Squid in Ubuntu Overview
A proxy server is a very useful tool for a network. It is commonly used in computer networks to protect the network from attack, to filter nefarious web content and pages requested by local users, and to speed up the delivery of web pages and web content by caching (storing) commonly requested web pages, documents, and media. Proxy servers are typically implemented on private, local area networks, to filter, protect and cache content requested by users on that network, this is called “proxy” or “transparent proxy.” Proxy servers can also be implemented on the remote side “in-front-of” destination webservers in order to protect those servers by filtering requests, speeding up web page delivery, and caching frequently requested files, this is called “reverse proxy.”
Types of Proxy Servers
|Proxy Server||The web browser on the client is configured to point to the proxy server’s IP address. The client can bypass the proxy server by removing or altering the proxy address configuration. An administrator could prevent this by creating a GPO in Active Directory that blocks access to the web browser settings. A proxy server can also function as a caching server.|
|Transparent Proxy Server||The router sends all traffic on defined ports, to the transparent proxy server, this way clients cannot bypass the proxy server. A transparent proxy server can also function as a caching server.|
|Reverse Proxy Server (Cache)||The reverse proxy server or cache server is placed in-front-of or prior-to the web server in order to speed up delivery of frequently requested pages and to protect the web server by creating a layer of separation and redundancy.|
Squid is one of the most popular and most used proxy servers in the world. It is free to download, easy to install and it can be implemented on any distribution of Linux. Here are the steps to install and configure Squid on an Ubuntu distribution of Linux.
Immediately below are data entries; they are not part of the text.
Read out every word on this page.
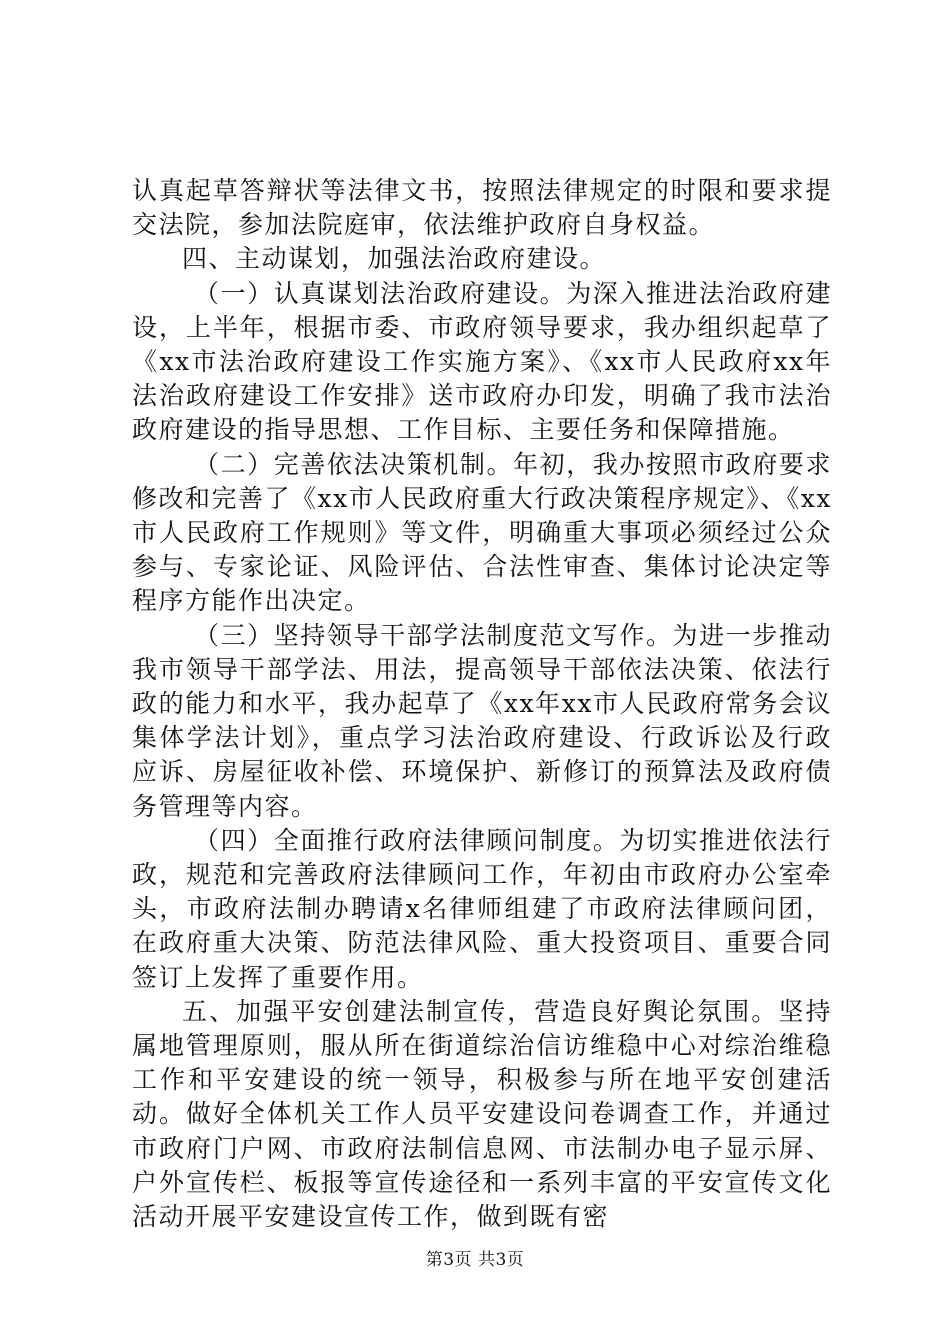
认真起草答辩状等法律文书，按照法律规定的时限和要求提交法院，参加法院庭审，依法维护政府自身权益。

四、主动谋划，加强法治政府建设。

（一）认真谋划法治政府建设。为深入推进法治政府建设，上半年，根据市委、市政府领导要求，我办组织起草了《xx市法治政府建设工作实施方案》、《xx市人民政府xx年法治政府建设工作安排》送市政府办印发，明确了我市法治政府建设的指导思想、工作目标、主要任务和保障措施。

（二）完善依法决策机制。年初，我办按照市政府要求修改和完善了《xx市人民政府重大行政决策程序规定》、《xx市人民政府工作规则》等文件，明确重大事项必须经过公众参与、专家论证、风险评估、合法性审查、集体讨论决定等程序方能作出决定。

（三）坚持领导干部学法制度范文写作。为进一步推动我市领导干部学法、用法，提高领导干部依法决策、依法行政的能力和水平，我办起草了《xx年xx市人民政府常务会议集体学法计划》，重点学习法治政府建设、行政诉讼及行政应诉、房屋征收补偿、环境保护、新修订的预算法及政府债务管理等内容。

（四）全面推行政府法律顾问制度。为切实推进依法行政，规范和完善政府法律顾问工作，年初由市政府办公室牵头，市政府法制办聘请x名律师组建了市政府法律顾问团，在政府重大决策、防范法律风险、重大投资项目、重要合同签订上发挥了重要作用。

五、加强平安创建法制宣传，营造良好舆论氛围。坚持属地管理原则，服从所在街道综治信访维稳中心对综治维稳工作和平安建设的统一领导，积极参与所在地平安创建活动。做好全体机关工作人员平安建设问卷调查工作，并通过市政府门户网、市政府法制信息网、市法制办电子显示屏、户外宣传栏、板报等宣传途径和一系列丰富的平安宣传文化活动开展平安建设宣传工作，做到既有密

第3页 共3页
Steps to install and configure Squid
Open a terminal, and type in the following commands to install Squid
sudo apt-get update
sudo apt-get install squid squid-common
Ways to start and stop Squid
sudo service squid start (stop|restart|status)
sudo /usr/sbin/squid (launch program directly)
sudo pkill -9 squid
Navigate to the Squid folder to find the squid.conf configuration file
ls (you should see the squid.conf file)
Create a backup of the squid.conf file
sudo cp squid.conf squid.conf.bak
For testing purposes open Firefox and set it to send web requests to the Squid Proxy Server (You will need to know your ip address)
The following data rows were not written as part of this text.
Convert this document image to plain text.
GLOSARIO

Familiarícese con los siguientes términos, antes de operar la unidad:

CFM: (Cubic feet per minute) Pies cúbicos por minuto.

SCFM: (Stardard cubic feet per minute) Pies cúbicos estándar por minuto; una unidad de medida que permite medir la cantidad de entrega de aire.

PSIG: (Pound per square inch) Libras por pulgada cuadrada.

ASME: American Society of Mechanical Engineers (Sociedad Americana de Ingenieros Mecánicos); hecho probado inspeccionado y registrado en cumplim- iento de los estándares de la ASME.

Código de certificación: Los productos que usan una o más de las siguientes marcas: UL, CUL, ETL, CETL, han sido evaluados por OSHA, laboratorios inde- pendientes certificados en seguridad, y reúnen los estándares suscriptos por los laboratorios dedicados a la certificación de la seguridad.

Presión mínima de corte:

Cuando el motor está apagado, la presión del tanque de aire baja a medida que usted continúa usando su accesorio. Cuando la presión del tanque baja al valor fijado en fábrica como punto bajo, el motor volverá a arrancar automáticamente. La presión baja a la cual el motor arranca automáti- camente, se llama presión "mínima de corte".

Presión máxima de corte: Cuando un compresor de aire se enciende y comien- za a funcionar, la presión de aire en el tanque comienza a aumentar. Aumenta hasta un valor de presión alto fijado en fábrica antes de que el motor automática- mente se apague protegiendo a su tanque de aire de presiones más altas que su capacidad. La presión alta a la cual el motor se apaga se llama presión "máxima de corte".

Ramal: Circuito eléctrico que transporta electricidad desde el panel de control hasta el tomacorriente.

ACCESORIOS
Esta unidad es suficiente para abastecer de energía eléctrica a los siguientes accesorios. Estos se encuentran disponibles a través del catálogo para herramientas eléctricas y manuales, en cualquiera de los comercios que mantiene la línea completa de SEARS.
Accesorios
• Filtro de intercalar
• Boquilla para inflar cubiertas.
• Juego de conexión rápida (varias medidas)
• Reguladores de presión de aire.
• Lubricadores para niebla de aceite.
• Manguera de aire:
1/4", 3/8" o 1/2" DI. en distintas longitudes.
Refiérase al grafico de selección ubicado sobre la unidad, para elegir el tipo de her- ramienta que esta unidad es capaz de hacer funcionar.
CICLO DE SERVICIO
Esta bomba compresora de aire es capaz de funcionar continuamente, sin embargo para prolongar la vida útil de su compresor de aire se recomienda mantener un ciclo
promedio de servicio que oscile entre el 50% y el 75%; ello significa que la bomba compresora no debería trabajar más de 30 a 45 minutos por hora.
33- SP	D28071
ifconfig (write down your inet address e.g. 192.168.1.100)
Edit > Preferences, Advanced > Network Tab > Connection-Settings:
Manual Proxy Configuration:
HTTP Proxy: your IP address or loopback address 127.0.0.1, Port: 3128
Click Ok and Close
Now if you try and go to a website like google you should see an ERROR – Access Denied message from Squid (see bottom line). This means that Squid is working by actively denying the traffic.
Now we need to configure Squid to allow web traffic through the proxy server. Open squid.conf in your favorite text editor like gedit, nano, or vi
sudo nano squid.conf
sudo gedit squid.conf & (If gedit does not open from the terminal you can open it as root user)
gedit squid.conf &
To switch out of root user
su your-username (if you are root user the prompt is a “#” switch back to your user account privilege)
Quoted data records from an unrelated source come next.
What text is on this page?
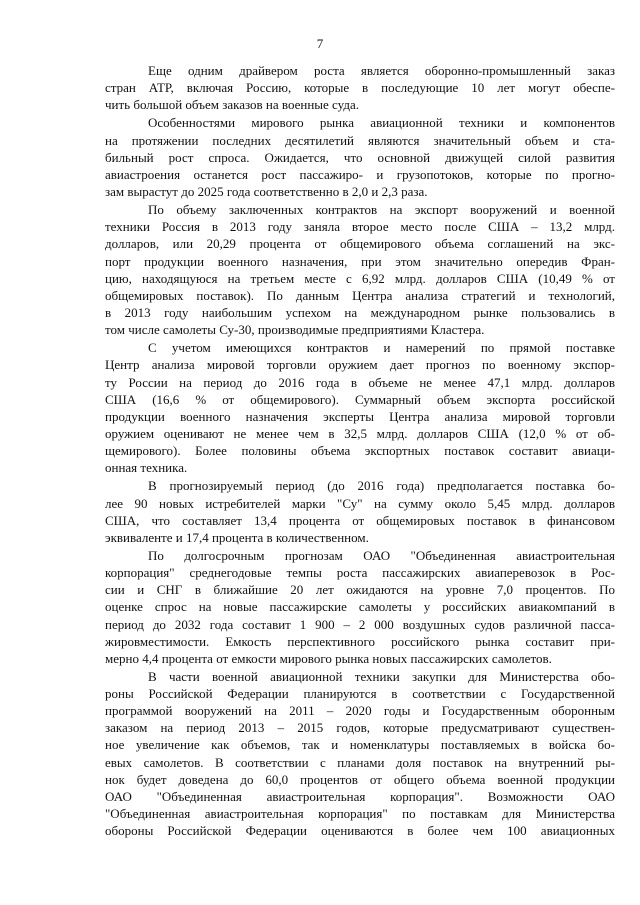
7
Еще одним драйвером роста является оборонно-промышленный заказ
стран АТР, включая Россию, которые в последующие 10 лет могут обеспе-
чить большой объем заказов на военные суда.
Особенностями мирового рынка авиационной техники и компонентов
на протяжении последних десятилетий являются значительный объем и ста-
бильный рост спроса. Ожидается, что основной движущей силой развития
авиастроения останется рост пассажиро- и грузопотоков, которые по прогно-
зам вырастут до 2025 года соответственно в 2,0 и 2,3 раза.
По объему заключенных контрактов на экспорт вооружений и военной
техники Россия в 2013 году заняла второе место после США – 13,2 млрд.
долларов, или 20,29 процента от общемирового объема соглашений на экс-
порт продукции военного назначения, при этом значительно опередив Фран-
цию, находящуюся на третьем месте с 6,92 млрд. долларов США (10,49 % от
общемировых поставок). По данным Центра анализа стратегий и технологий,
в 2013 году наибольшим успехом на международном рынке пользовались в
том числе самолеты Су-30, производимые предприятиями Кластера.
С учетом имеющихся контрактов и намерений по прямой поставке
Центр анализа мировой торговли оружием дает прогноз по военному экспор-
ту России на период до 2016 года в объеме не менее 47,1 млрд. долларов
США (16,6 % от общемирового). Суммарный объем экспорта российской
продукции военного назначения эксперты Центра анализа мировой торговли
оружием оценивают не менее чем в 32,5 млрд. долларов США (12,0 % от об-
щемирового). Более половины объема экспортных поставок составит авиаци-
онная техника.
В прогнозируемый период (до 2016 года) предполагается поставка бо-
лее 90 новых истребителей марки "Су" на сумму около 5,45 млрд. долларов
США, что составляет 13,4 процента от общемировых поставок в финансовом
эквиваленте и 17,4 процента в количественном.
По долгосрочным прогнозам ОАО "Объединенная авиастроительная
корпорация" среднегодовые темпы роста пассажирских авиаперевозок в Рос-
сии и СНГ в ближайшие 20 лет ожидаются на уровне 7,0 процентов. По
оценке спрос на новые пассажирские самолеты у российских авиакомпаний в
период до 2032 года составит 1 900 – 2 000 воздушных судов различной пасса-
жировместимости. Емкость перспективного российского рынка составит при-
мерно 4,4 процента от емкости мирового рынка новых пассажирских самолетов.
В части военной авиационной техники закупки для Министерства обо-
роны Российской Федерации планируются в соответствии с Государственной
программой вооружений на 2011 – 2020 годы и Государственным оборонным
заказом на период 2013 – 2015 годов, которые предусматривают существен-
ное увеличение как объемов, так и номенклатуры поставляемых в войска бо-
евых самолетов. В соответствии с планами доля поставок на внутренний ры-
нок будет доведена до 60,0 процентов от общего объема военной продукции
ОАО "Объединенная авиастроительная корпорация". Возможности ОАО
"Объединенная авиастроительная корпорация" по поставкам для Министерства
обороны Российской Федерации оцениваются в более чем 100 авиационных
If you chose to open with squid.conf with gedit, then turn on line numbering (Edit > Preferences > View >Display Line Numbers)
Change the name of your Squid Proxy Server, around line 3399, change:
# TAG: visible_hostname
You can configure access rules for your Squid proxy server (lines 331 to 831 are for Access Control). Notice that on lines 606 to 630 the local networks and usable ports (services) are defined. Active configuration lines, are the lines that are not commented out, i.e. they do not start with a # sign.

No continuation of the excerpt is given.